No beds, packed morgues: Mumbai hospitals near collapse
MUMBAI: Packed morgues, bodies in wards, patients forced to share beds and medical workers run ragged: Mumbai’s war against coronavirus has pushed the Indian city’s hospitals to breaking point. Ravi, 26, had to change his mother’s diapers himself as she lay dying from the disease in the huge Lokmanya Tilak Municipal General Hospital, better known as Sion.
“They would just give us medicines and leave,” Ravi (not his real name) told AFP. Staff in the 1,300bed facility were “overworked and tired”, he said, with sometimes three patients per bed.
Now he too has contracted the virus and is in another hospital—but only after four facilities refused to admit him. “We don’t have the infrastructure for this disease,” he said. The state-run Sion hospital has become a byword for the stunning failure of Mumbai—home to billionaires, Bollywood and slums—to cope with the pandemic. A video widely shared on social media and shown on Indian TV showed corpses wrapped in black plastic left on beds in a ward where patients are being treated. Authorities said they were investigating the footage.

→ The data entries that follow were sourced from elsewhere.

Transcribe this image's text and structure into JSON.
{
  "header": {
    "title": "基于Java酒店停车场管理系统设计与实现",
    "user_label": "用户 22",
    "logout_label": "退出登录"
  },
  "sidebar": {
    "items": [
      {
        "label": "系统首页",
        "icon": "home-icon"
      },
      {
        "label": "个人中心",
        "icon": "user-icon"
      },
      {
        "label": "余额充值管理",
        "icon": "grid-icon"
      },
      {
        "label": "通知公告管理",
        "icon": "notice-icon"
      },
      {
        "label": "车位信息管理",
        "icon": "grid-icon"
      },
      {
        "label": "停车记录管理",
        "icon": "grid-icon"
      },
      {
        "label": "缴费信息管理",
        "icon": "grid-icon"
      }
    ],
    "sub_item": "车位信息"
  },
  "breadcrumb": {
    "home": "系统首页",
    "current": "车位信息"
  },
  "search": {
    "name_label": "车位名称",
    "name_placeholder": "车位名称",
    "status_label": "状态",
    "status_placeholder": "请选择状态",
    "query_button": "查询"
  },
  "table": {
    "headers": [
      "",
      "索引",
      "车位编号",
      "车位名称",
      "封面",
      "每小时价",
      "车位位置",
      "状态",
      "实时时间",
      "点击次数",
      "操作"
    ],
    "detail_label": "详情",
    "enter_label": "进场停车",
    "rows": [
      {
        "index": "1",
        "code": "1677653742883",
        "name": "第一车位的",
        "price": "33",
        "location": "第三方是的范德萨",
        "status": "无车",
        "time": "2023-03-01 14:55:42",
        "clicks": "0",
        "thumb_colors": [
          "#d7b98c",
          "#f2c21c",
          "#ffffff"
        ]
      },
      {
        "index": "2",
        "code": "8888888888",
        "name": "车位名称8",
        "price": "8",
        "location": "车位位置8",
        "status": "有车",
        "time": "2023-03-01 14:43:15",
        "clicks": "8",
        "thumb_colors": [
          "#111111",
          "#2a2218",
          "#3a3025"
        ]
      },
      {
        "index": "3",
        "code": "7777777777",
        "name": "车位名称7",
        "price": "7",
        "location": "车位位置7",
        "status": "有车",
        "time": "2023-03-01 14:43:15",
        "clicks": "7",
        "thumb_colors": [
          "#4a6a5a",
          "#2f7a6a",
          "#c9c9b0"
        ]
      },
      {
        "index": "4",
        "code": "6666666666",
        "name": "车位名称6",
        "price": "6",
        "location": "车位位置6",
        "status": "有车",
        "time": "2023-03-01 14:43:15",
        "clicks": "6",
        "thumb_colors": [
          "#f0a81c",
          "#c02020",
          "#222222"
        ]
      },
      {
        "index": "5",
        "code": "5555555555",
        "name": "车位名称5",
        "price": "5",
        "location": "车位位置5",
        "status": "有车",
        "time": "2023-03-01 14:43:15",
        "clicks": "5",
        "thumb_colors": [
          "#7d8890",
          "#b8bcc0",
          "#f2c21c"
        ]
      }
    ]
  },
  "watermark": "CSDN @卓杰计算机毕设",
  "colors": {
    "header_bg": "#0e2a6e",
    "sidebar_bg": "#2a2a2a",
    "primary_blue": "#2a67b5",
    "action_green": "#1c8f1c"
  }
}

With space at a premium, and relatives too afraid or unable to claim their dead because they are themselves in quarantine, disposal of coronavirus corpses is not easy, doctors say. But dealing with the sick is much harder. “We don’t have enough beds to manage so many cases. The emergency area gets full in a matter of hours,” Aditya Burje, a junior doctor working night shifts at Sion hospital, told AFP. The hospital’s proximity to India’s biggest slum Dharavi makes it a key battleground in the fight against the pandemic. “In March there were just one or two suspected cases a day. It all seemed to be under control.